Language to Rewards for Robotic Skill Synthesis: An Overview

The research paper titled "Language to Rewards for Robotic Skill Synthesis" introduces an innovative method for applying LLMs in the context of robotic control. The key insight of this work lies in leveraging LLMs to interface natural language instructions with reward parameters that can be optimized for robotic tasks, instead of attempting to output low-level robot commands directly, which are often hardware-specific and underrepresented in LLM training data. This approach harnesses the semantic richness of reward functions, contributing to the field of robotics by providing a flexible and efficient paradigm for skill synthesis.

Methodology

The authors propose a system composed of two main components: the Reward Translator and the Motion Controller. The Reward Translator, based on LLMs, interprets user instructions to generate reward specifications. This is achieved in two stages: First, a Motion Descriptor LLM converts the input into a detailed natural language description of the robot motion. Second, a Reward Coder LLM translates this description into reward parameters that guide the Motion Controller.

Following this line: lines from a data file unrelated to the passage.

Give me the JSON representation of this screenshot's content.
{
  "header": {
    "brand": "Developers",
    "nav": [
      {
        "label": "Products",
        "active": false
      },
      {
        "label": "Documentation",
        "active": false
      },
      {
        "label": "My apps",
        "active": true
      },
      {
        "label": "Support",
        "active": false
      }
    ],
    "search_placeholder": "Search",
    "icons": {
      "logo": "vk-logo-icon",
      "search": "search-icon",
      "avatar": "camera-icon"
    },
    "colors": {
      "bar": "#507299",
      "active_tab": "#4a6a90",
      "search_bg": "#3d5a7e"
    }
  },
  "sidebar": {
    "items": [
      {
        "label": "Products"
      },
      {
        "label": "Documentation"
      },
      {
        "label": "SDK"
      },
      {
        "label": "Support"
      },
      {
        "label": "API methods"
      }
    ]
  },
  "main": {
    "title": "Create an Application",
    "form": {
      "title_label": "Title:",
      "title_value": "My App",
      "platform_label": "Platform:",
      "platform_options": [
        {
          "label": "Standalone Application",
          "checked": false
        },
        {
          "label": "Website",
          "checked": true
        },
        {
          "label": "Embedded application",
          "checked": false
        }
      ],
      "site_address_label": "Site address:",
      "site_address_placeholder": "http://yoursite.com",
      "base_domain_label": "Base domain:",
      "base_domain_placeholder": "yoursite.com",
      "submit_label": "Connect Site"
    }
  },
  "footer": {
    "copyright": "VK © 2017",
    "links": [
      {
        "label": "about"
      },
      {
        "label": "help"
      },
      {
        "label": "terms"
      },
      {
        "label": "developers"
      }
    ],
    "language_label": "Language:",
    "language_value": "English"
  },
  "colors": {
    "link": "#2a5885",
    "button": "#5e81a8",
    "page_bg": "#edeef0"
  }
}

For the Motion Controller, the authors employ MuJoCo MPC, a model predictive control tool that optimizes the generated reward functions in real-time. This optimization facilitates interactive robot behavior synthesis, allowing users to provide feedback and corrections.

Experimental Validation

The research evaluates the proposed method across 17 tasks using a simulated quadruped robot and a dexterous manipulator robot. The tasks range from basic locomotion and manipulation to more complex skills. The method demonstrates a significant success rate, reliably achieving 90% of the tasks, compared to 50% with a baseline method using primitive skills as an interface. Notably, the approach shows strong capability in solving new tasks with minimal pre-engineered control primitives.

Findings and Implications

The paper's results underscore the potential of using reward functions as an interface for mapping language to robotic actions. This approach offers several advantages:

1. Expressiveness and Flexibility: By generating reward functions, the system is not limited to pre-defined, low-level primitives, allowing for the synthesis of novel and complex behaviors.
2. Interactivity: The real-time optimization and user feedback loop empower users to iteratively refine robot actions, making the system both adaptable and user-friendly.
3. Reduced Engineering Effort: The LLM-driven reward specification minimizes the need for expert-designed control strategies, highlighting a path towards more accessible robotic programming.

Future Directions

The paper suggests several future research avenues. First, integrating multi-modal inputs beyond natural language could enhance the expressive power of the system. Additionally, automating or generalizing the motion description templates for application to new robot morphologies would increase the method's portability. Finally, encompassing dynamic, time-varying rewards could open up new task domains and complexity levels.

In conclusion, this paper presents a compelling approach to robotic skill acquisition through the lens of LLMs and reward-based optimization. By establishing a robust link between language and action via reward parameters, it paves the way for advanced robotic systems capable of interpreting and executing complex human instructions with reduced dependency on extensive data or specialized knowledge. The potential impact of such systems stretches across numerous domains, from automated industrial processes to personalized service robotics.